Perjalanan Kasus Tragedi Kanjuruhan
Tragedi Kanjuruhan merujuk pada peristiwa berdarah paling kelam dalam sejarah sepak bola Tanah Air yang terjadi di Stadion Kanjuruhan, Malang, 1 Oktober 2022. Dalam insiden ini, tercatat sebanyak 135 orang meninggal dunia dan lebih dari 500 orang mengalami luka-luka.
Peristiwa itu terjadi usai laga Arema FC melawan Persebaya diwarnai dengan aksi kekerasan oleh aparat TNI dan Polri terhadap Aremania, suporter Arema FC.
Berdasarkan rekaman video yang tersebar di media sosial, aparat TNI dan Polri melakukan pemukulan dan tendangan terhadap Aremania yang turun ke lapangan. Bahkan, aparat kepolisian juga menembakkan gas air mata ke arah lapangan dan tribun penonton.
Gas air mata yang menimbulkan kepanikan itu membuat penonton berlarian menuju pintu keluar. Dalam kondisi sesak napas, koridor pintu keluar yang sempit, dan tangga yang menurun, membuat ratusan orang kekurangan oksigen dan terinjak-injak, bahkan meninggal dunia.
Setelah kasus ini ramai disorot publik, kepolisian menetapkan enam tersangka yang terdiri dari tiga pihak swasta dan tiga lainnya berasal dari unsur kepolisian.
Ketua Panpel Arema FC Abdul Haris divonis 1,5 tahun penjara, sedangkan Security Officer pertandingan Arema FC vs Persebaya Suko Sutrisno divonis 1 tahun penjara. Mereka dianggap lalai dalam tugasnya lantaran tidak melakukan verifikasi keamanan stadion dan membiarkan penonton melebihi kapasitas stadion yang hanya mampu menampung 38.000 orang.
Sedangkan dari unsur kepolisian, mantan Danki 1 Brimob Polda Jatim AKP Hasdarmawan divonis 1,5 tahun penjara. Sementara, mantan Kasat Samapta Polres Malang AKP Bambang Sidik Achmadi dan mantan Kabag Ops Polres Malang Kompol Wahyu Setyo Pranoto masing-masing divonis bebas oleh Majelis Hakim Pengadilan Negeri (PN) Surabaya.
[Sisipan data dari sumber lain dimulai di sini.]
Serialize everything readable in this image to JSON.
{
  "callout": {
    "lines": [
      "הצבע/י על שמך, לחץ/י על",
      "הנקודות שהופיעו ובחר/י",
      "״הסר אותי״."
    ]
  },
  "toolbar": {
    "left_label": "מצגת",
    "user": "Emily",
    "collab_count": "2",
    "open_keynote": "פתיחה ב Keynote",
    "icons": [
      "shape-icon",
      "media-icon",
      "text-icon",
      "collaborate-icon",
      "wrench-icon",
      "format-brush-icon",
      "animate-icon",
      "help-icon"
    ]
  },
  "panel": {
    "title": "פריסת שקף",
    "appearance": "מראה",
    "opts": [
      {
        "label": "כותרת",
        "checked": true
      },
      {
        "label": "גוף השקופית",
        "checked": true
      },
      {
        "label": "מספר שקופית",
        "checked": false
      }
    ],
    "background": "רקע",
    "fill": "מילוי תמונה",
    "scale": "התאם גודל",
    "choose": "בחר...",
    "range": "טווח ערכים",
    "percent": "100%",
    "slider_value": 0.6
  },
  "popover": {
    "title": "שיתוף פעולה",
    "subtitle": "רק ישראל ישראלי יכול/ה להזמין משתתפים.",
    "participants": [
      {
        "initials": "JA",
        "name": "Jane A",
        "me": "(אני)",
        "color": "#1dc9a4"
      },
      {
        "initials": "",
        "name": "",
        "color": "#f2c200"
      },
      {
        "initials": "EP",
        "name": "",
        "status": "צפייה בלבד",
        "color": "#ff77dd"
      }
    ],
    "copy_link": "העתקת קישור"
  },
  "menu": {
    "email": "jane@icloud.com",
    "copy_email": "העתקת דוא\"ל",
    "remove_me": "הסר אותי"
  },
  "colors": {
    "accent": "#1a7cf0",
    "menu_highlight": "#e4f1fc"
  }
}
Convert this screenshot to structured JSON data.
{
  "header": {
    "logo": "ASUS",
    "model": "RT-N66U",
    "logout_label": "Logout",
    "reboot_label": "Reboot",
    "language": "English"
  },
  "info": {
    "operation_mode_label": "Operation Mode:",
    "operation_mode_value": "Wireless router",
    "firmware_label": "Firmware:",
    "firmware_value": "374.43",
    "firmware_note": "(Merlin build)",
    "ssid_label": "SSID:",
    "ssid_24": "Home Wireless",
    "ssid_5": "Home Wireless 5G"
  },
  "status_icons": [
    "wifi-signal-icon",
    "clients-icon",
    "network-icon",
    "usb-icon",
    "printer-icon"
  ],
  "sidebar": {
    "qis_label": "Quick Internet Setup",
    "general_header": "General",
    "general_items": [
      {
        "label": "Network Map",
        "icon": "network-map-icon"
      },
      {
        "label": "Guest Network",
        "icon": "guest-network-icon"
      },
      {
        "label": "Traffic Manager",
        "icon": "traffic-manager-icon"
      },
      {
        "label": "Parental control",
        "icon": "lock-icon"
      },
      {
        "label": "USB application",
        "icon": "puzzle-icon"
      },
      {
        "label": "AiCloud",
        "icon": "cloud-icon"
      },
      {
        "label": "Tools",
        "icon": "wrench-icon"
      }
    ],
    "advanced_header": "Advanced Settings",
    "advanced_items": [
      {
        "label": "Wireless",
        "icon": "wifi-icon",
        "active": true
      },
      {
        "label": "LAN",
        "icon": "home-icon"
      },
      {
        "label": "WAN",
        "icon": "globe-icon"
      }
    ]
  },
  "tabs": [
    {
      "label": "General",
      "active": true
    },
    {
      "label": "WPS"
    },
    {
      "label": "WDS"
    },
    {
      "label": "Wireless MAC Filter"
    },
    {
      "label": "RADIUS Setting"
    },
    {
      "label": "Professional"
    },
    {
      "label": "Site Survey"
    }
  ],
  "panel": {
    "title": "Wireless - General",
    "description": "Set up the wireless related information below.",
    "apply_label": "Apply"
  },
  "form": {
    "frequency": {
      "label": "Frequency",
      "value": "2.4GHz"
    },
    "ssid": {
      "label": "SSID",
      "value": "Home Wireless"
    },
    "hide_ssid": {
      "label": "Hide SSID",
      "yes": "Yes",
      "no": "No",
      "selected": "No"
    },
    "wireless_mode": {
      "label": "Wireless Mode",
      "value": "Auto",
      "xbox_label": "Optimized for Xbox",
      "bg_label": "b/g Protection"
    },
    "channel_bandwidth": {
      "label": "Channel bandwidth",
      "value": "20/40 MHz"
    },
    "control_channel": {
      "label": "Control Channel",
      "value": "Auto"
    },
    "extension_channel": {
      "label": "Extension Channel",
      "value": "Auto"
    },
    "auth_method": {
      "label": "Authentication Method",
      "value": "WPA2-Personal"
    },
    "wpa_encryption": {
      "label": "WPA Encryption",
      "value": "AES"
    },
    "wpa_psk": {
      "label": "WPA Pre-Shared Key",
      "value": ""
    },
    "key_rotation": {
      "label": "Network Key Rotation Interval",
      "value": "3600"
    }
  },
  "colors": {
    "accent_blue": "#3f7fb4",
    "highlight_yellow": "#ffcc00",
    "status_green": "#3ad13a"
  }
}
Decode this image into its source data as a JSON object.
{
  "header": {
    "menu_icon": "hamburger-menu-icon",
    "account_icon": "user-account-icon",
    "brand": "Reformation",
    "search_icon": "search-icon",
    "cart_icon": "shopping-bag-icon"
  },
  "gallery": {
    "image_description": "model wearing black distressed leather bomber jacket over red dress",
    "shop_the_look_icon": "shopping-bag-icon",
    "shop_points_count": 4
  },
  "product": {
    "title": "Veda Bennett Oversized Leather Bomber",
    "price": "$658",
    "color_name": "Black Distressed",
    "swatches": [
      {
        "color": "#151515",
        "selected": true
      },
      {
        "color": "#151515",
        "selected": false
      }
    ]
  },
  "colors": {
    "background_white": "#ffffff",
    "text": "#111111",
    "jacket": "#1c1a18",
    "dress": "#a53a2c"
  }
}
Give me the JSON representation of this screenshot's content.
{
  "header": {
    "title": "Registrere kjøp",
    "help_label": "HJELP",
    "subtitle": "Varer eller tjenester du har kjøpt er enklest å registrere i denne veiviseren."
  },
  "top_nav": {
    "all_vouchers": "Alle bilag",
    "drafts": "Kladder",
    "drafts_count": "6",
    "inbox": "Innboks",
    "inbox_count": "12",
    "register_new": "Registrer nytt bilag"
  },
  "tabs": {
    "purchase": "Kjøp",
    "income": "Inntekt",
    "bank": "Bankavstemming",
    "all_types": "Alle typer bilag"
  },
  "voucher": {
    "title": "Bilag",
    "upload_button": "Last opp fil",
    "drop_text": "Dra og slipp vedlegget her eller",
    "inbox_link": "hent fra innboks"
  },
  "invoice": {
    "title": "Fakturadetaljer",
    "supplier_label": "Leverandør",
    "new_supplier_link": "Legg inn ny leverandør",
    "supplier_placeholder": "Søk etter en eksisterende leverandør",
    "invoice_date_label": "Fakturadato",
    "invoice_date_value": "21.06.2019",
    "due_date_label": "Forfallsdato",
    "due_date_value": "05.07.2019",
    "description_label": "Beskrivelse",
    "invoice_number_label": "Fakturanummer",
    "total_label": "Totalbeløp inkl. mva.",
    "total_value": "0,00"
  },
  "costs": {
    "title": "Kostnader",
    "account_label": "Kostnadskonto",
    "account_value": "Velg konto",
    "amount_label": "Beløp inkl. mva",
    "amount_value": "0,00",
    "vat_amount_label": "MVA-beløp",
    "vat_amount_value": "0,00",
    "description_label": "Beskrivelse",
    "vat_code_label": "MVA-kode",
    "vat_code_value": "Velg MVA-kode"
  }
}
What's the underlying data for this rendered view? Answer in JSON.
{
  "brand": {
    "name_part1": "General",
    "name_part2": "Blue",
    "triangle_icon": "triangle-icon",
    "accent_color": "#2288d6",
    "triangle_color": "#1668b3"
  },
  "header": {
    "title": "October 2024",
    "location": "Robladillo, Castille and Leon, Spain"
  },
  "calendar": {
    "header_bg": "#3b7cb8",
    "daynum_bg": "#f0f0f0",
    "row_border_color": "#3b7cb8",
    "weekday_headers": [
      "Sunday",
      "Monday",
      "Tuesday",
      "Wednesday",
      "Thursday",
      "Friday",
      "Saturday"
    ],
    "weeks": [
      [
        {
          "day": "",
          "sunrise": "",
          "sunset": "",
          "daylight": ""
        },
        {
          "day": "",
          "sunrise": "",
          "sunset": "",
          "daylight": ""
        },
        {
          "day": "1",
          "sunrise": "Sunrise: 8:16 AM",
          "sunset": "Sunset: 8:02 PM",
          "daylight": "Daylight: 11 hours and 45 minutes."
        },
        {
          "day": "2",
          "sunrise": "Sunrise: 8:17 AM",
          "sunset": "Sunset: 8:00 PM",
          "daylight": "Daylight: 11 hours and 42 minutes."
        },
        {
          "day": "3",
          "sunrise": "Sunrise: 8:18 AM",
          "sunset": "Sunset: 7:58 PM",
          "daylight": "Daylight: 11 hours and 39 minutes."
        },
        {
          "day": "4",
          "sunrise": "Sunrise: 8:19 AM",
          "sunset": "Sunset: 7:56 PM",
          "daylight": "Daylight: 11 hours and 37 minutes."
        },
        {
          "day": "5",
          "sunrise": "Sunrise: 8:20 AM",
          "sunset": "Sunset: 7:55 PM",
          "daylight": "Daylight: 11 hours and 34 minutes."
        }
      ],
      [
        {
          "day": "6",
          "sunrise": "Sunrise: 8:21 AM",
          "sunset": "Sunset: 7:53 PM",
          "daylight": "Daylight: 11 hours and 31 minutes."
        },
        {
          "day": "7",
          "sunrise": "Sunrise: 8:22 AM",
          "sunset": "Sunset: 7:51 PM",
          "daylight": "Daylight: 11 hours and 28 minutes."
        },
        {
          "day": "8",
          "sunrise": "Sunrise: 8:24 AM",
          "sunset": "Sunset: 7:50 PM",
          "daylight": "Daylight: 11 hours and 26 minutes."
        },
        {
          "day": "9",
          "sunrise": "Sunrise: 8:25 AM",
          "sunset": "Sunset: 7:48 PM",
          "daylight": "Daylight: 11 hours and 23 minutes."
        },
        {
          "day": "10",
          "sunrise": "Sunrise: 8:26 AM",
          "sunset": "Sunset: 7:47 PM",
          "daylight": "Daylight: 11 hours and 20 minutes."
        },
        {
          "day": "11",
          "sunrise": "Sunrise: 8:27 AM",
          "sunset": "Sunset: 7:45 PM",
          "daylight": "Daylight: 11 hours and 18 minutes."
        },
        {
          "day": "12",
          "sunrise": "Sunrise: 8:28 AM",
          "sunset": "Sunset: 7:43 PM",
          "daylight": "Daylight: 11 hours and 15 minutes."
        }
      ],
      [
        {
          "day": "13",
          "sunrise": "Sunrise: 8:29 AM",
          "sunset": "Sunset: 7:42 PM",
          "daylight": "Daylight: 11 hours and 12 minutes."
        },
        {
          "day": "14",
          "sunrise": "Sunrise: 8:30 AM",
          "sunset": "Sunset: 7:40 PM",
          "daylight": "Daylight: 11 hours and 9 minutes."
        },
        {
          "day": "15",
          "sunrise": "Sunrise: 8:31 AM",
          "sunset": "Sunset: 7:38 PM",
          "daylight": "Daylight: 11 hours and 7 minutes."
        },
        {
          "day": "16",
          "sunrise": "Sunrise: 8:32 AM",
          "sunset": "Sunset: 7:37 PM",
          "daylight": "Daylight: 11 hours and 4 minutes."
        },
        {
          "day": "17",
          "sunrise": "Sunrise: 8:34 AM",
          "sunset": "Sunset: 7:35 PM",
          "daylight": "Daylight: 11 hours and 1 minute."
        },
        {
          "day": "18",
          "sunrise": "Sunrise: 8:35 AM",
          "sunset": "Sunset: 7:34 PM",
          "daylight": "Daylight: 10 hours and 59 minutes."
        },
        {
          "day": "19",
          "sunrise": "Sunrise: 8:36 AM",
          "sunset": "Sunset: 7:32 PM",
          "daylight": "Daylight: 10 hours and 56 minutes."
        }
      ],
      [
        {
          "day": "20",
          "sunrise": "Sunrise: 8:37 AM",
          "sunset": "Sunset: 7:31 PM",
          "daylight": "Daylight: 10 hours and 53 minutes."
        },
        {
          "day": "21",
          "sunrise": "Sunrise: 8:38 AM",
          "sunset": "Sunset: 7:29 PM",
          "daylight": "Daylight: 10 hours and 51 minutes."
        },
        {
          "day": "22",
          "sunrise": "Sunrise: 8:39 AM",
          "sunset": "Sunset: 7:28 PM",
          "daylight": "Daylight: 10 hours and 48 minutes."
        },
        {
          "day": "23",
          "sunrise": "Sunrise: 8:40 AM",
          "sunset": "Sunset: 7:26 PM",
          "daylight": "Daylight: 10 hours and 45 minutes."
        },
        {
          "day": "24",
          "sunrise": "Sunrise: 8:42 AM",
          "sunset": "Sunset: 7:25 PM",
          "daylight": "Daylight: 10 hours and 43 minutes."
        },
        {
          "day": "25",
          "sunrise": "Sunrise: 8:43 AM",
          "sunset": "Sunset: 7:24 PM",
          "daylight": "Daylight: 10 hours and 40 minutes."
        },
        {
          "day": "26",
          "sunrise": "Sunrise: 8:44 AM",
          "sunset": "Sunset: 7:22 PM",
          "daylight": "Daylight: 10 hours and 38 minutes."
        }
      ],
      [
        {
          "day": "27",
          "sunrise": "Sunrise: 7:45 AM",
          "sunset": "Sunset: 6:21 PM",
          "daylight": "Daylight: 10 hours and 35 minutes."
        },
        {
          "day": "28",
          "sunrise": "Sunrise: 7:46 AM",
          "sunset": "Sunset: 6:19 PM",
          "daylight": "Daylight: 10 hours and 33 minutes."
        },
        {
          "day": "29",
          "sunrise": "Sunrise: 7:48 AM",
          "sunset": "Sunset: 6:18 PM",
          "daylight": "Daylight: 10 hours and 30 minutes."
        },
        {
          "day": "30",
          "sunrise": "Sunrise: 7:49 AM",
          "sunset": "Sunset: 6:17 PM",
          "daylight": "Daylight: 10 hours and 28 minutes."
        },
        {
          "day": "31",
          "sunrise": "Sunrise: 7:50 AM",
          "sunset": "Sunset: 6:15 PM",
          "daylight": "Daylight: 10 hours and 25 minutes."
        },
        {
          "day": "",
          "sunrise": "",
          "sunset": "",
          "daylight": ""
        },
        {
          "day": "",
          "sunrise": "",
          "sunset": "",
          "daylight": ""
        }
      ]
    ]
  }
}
Hakim Mahkamah Agung (MA) kemudian membatalkan vonis bebas AKP Bambang dan Kompol Wahyu. Di tingkat kasasi, AKP Bambang divonis dua tahun penjara, sedangkan Kompol Wahyu divonis dua tahun enam bulan penjara.
Tak hanya itu, MA juga memperberat hukuman Abdul Haris, dari semula 1,5 tahun menjadi dua tahun penjara.
Adapun satu tersangka lainnya dari pihak swasta, yakni Direktur Utama PT Liga Indonesia Baru (LIB) Akhmad Hadian Lukita, hingga saat ini belum dibawa ke pengadilan lantaran berkasnya tak kunjung dilengkapi Polda Jawa Timur.